What’s also needed is the right governance structure. This goes beyond data governance and more into process governance. As you’ve seen here, I’m advocating for more of a bottom-up approach, where you start with the question and work your way towards an answer, as opposed to setting up all the data first and then trying to figure out what questions can be answered with that data. With the suggested approach, you need a way to very quickly resolve, in case of ambiguity, who owns the data, who can access it and for what reasons. Mining your own LOB’s data works well, but to really get the biggest bang for the buck, you have to be able to explore other LOBs’ data, and nothing kills progress faster than taking six months to figure out who owns the data and if access can be granted. As this approach is used to solve more and more problems, the amount of data that is available for modelling and analytics expands.
We also have to realize that modeling and analysis is not a one-shot deal. You are not going to get the perfect model right off the bat. This is an iterative process. New info will come to light that could wildly change how a model performs, and old data could lose its predictive power.
Finally, I’d like to highlight that these suggestions do not alter your digital transformation journey. They fit neatly within it and enhance it.
You get to improve your operations by focusing on the data
With more data, more timely data, and better data, you get to:
- compete more effectively by offering innovative products like earned wage access, which relies on timely chequing account data to offer what are effectively micro-loans to users who might not otherwise qualify for a credit card or a larger, longer-term loan. This allows customers to form a tighter relationship with your institution and gives you the ability to put a significant dent into predatory lending.
- improve your operations by more readily tackling issues like attrition and fraud.
- arm yourself against changing market conditions.
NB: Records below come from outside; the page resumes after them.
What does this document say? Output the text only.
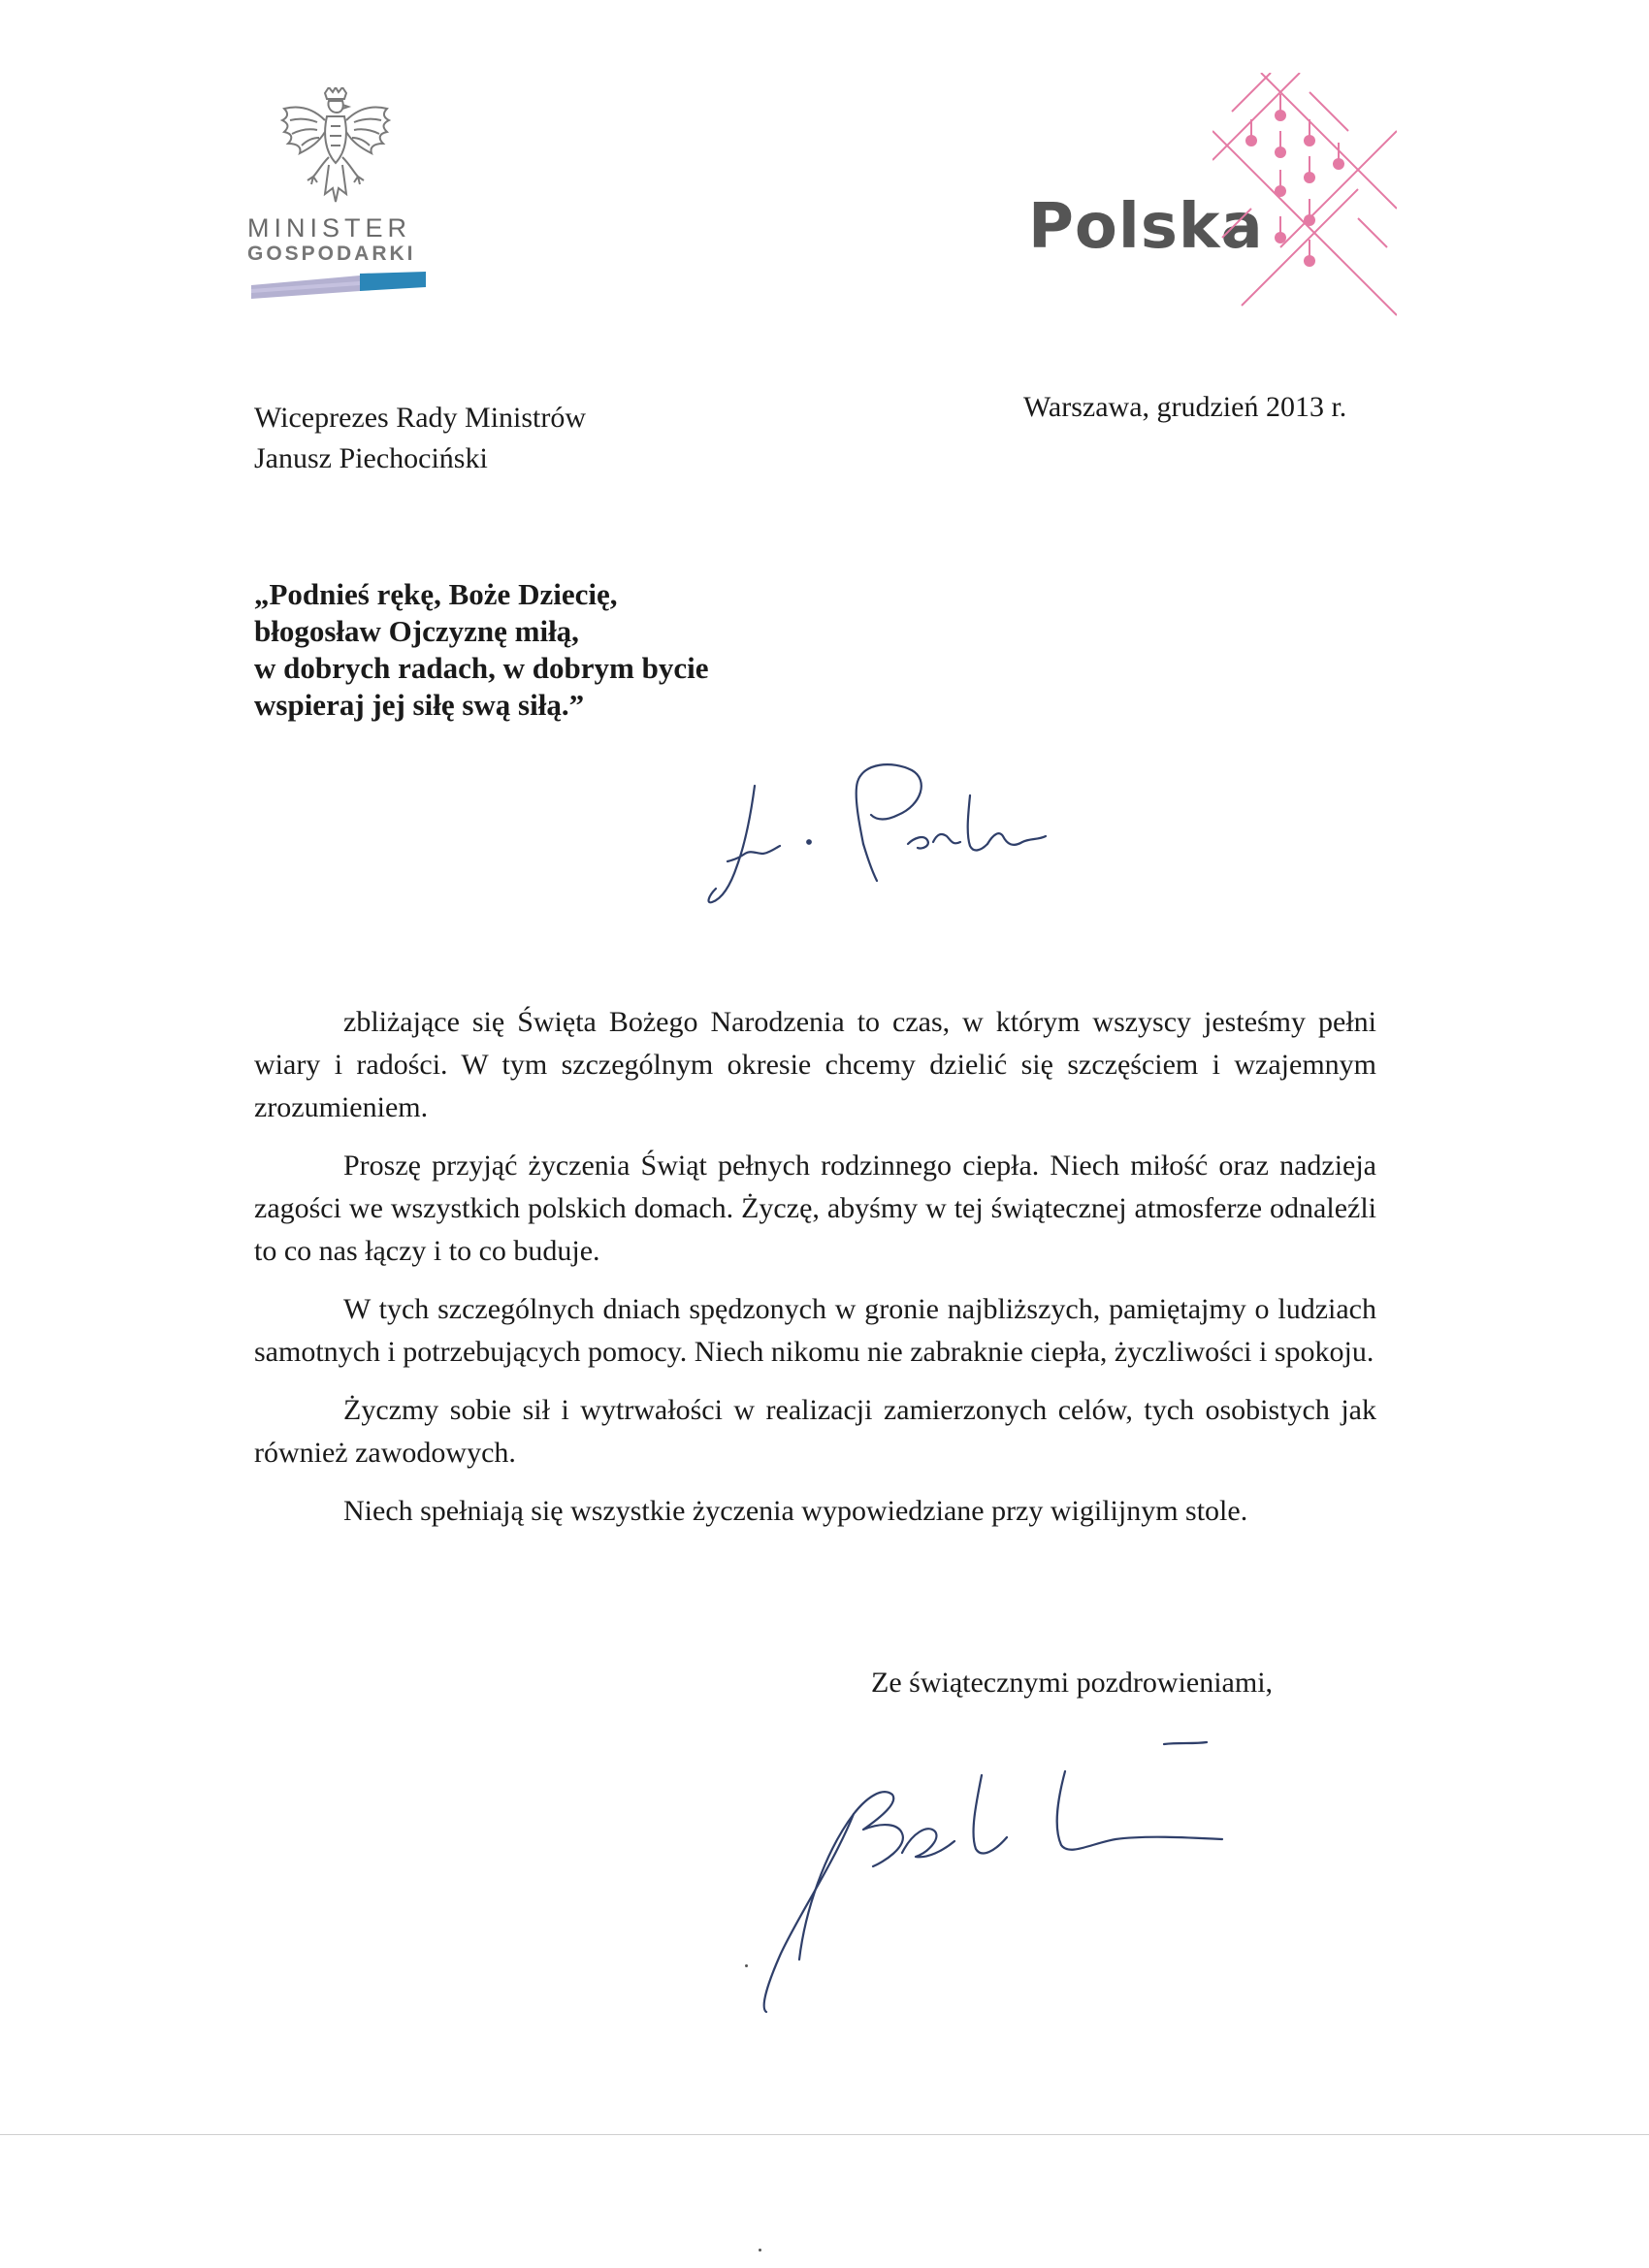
MINISTER
GOSPODARKI	Polska
Wiceprezes Rady Ministrów
Janusz Piechociński
Warszawa, grudzień 2013 r.
„Podnieś rękę, Boże Dziecię,
błogosław Ojczyznę miłą,
w dobrych radach, w dobrym bycie
wspieraj jej siłę swą siłą.”

zbliżające się Święta Bożego Narodzenia to czas, w którym wszyscy jesteśmy pełni wiary i radości. W tym szczególnym okresie chcemy dzielić się szczęściem i wzajemnym zrozumieniem.

Proszę przyjąć życzenia Świąt pełnych rodzinnego ciepła. Niech miłość oraz nadzieja zagości we wszystkich polskich domach. Życzę, abyśmy w tej świątecznej atmosferze odnaleźli to co nas łączy i to co buduje.

W tych szczególnych dniach spędzonych w gronie najbliższych, pamiętajmy o ludziach samotnych i potrzebujących pomocy. Niech nikomu nie zabraknie ciepła, życzliwości i spokoju.

Życzmy sobie sił i wytrwałości w realizacji zamierzonych celów, tych osobistych jak również zawodowych.

Niech spełniają się wszystkie życzenia wypowiedziane przy wigilijnym stole.

Ze świątecznymi pozdrowieniami,
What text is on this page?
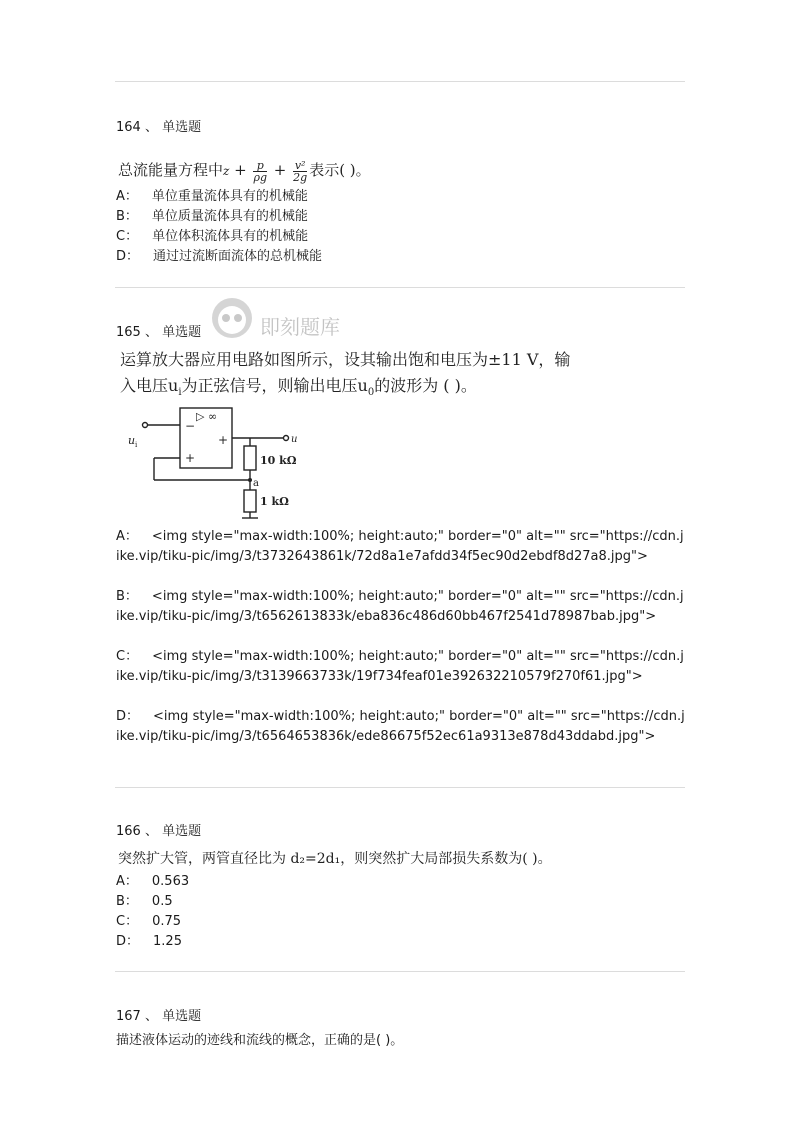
164 、 单选题
总流能量方程中$z + \frac{p}{\rho g} + \frac{\text{v²}}{2g}$ 表示( )。
A： 单位重量流体具有的机械能
B： 单位质量流体具有的机械能
C： 单位体积流体具有的机械能
D： 通过过流断面流体的总机械能
即刻题库
165 、 单选题
运算放大器应用电路如图所示，设其输出饱和电压为±11 V，输
入电压$u_i$为正弦信号，则输出电压$u_0$的波形为 ( )。
u i
▷ ∞
−
+
+
u
10 kΩ
a
1 kΩ
A： <img style="max-width:100%; height:auto;" border="0" alt="" src="https://cdn.jike.vip/tiku-pic/img/3/t3732643861k/72d8a1e7afdd34f5ec90d2ebdf8d27a8.jpg">
B： <img style="max-width:100%; height:auto;" border="0" alt="" src="https://cdn.jike.vip/tiku-pic/img/3/t6562613833k/eba836c486d60bb467f2541d78987bab.jpg">
C： <img style="max-width:100%; height:auto;" border="0" alt="" src="https://cdn.jike.vip/tiku-pic/img/3/t3139663733k/19f734feaf01e392632210579f270f61.jpg">
D： <img style="max-width:100%; height:auto;" border="0" alt="" src="https://cdn.jike.vip/tiku-pic/img/3/t6564653836k/ede86675f52ec61a9313e878d43ddabd.jpg">
166 、 单选题
突然扩大管，两管直径比为 d₂=2d₁，则突然扩大局部损失系数为( )。
A： 0.563
B： 0.5
C： 0.75
D： 1.25
167 、 单选题
描述液体运动的迹线和流线的概念，正确的是( )。
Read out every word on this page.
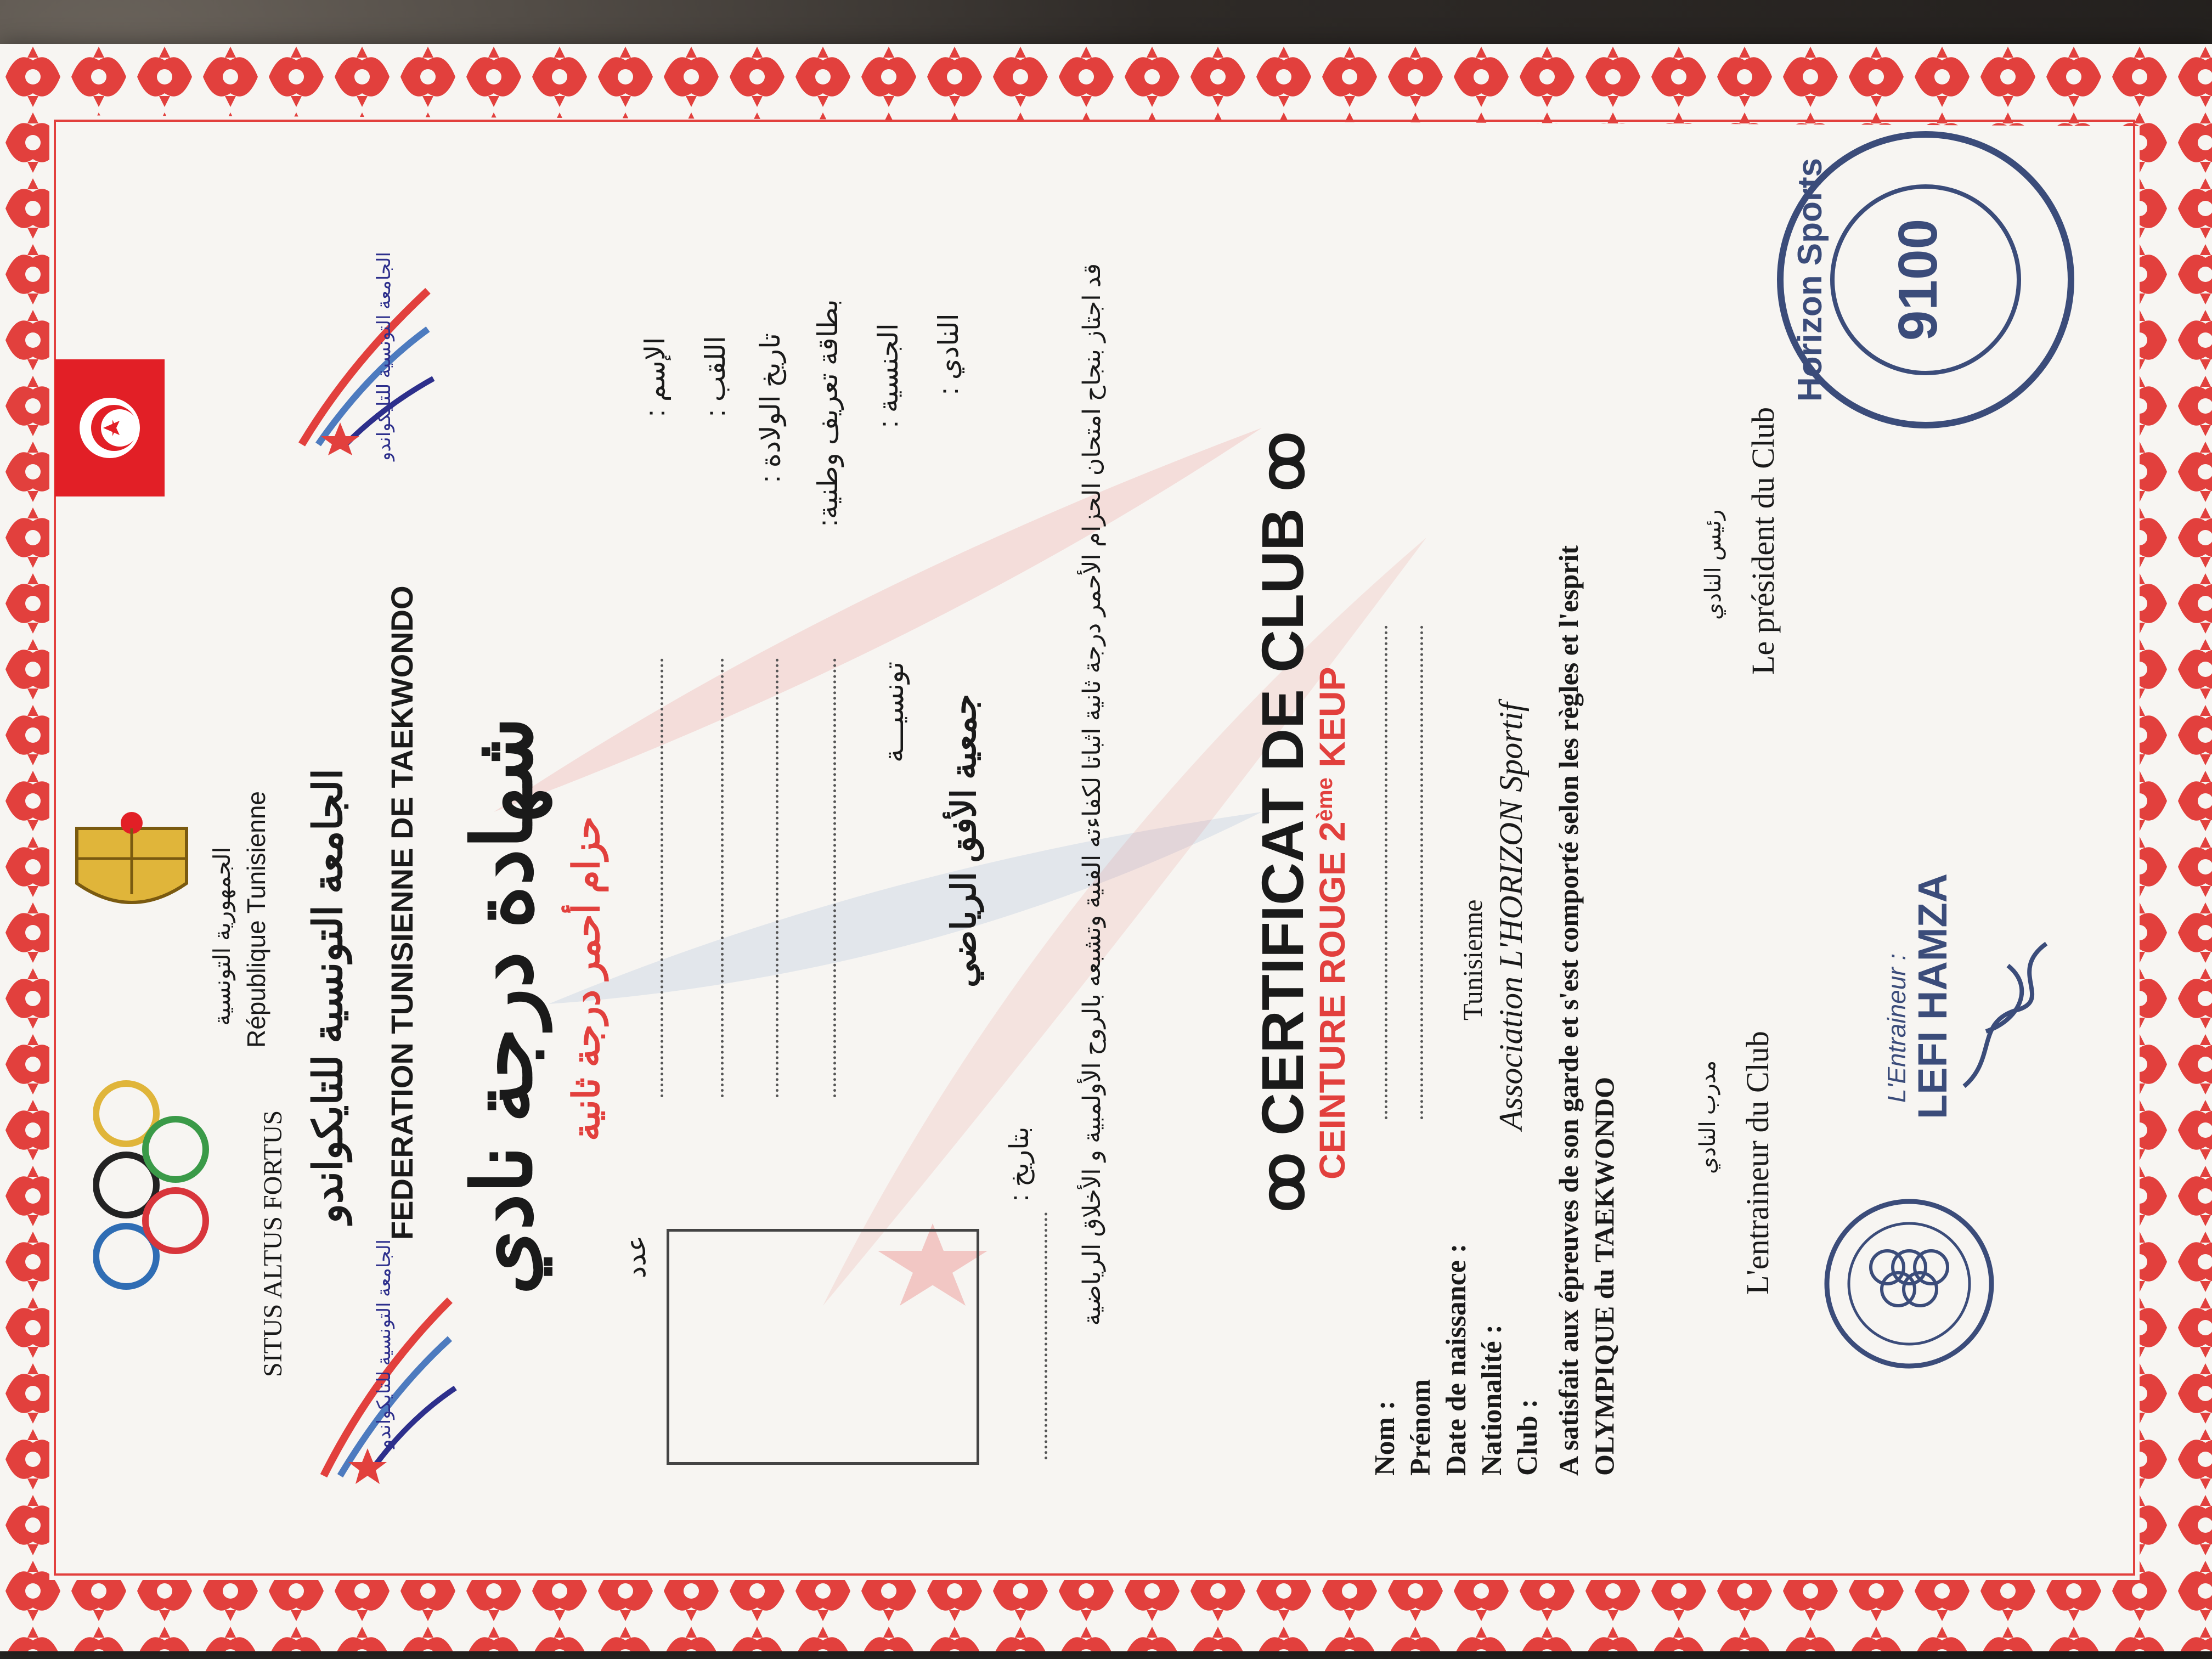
SITUS ALTUS FORTUS	الجامعة التونسية للتايكواندو
الجامعة التونسية للتايكواندو
الجمهورية التونسية République Tunisienne الجامعة التونسية للتايكواندو FEDERATION TUNISIENNE DE TAEKWONDO شهادة درجة نادي حزام أحمر درجة ثانية
الإسم : اللقب : تاريخ الولادة : بطاقة تعريف وطنية: الجنسية : النادي :
تونسيـــة جمعية الأفق الرياضي
عدد
بتاريخ : قد اجتاز بنجاح امتحان الحزام الأحمر درجة ثانية اثباتا لكفاءته الفنية وتشبعه بالروح الأولمبية و الأخلاق الرياضية ꝏ CERTIFICAT DE CLUB ꝏ
CEINTURE ROUGE 2ème KEUP
Nom : Prénom Date de naissance : Nationalité : Club :
Tunisienne Association L'HORIZON Sportif A satisfait aux épreuves de son garde et s'est comporté selon les règles et l'esprit OLYMPIQUE du TAEKWONDO	مدرب النادي L'entraineur du Club
رئيس النادي Le président du Club
L'Entraineur :
LEFI HAMZA
9100
Horizon Sports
Government, through the open banking themed legislation, is looking to give much more visibility into, and ownership over, the data that is generated about consumers, to consumers. At the extreme, think about a consumer being able to automatically dictate what data can be used, and shared, and with whom. Generally, the entity collecting the data should be immune from those rules, but third party data is no longer as valuable, because a bunch of large holes that could develop in a privacy-conscious customer’s profile if they decline to allow third party data providers to see their data.
All of this additional data is really meant to uncover hard-to-determine patterns in a more timely manner, to drive business outcomes like growth and loss mitigation. The innovative insights you get from this data give you a customer’s full, 360-degree view, their lifetime value and competitive intelligence on what these customers might be doing with other banks.
Additionally, in Canada, the maximum term you can keep data is seven years. Similar rules exist in other countries. This is barely enough time to cover one business cycle. This means that the older data you delete without first having analyzed it properly is literally money down the drain.
I hope you got a sense of how much data you are sitting on, the untapped value of that data, and the fact that it is not that difficult to start making headway in realizing said value, so that you can give customers personalization and innovation, satisfy regulator demands, utilize talent more efficiently, reduce technical debt, provide shareholders with better performance and compete effectively with existing and new entrants.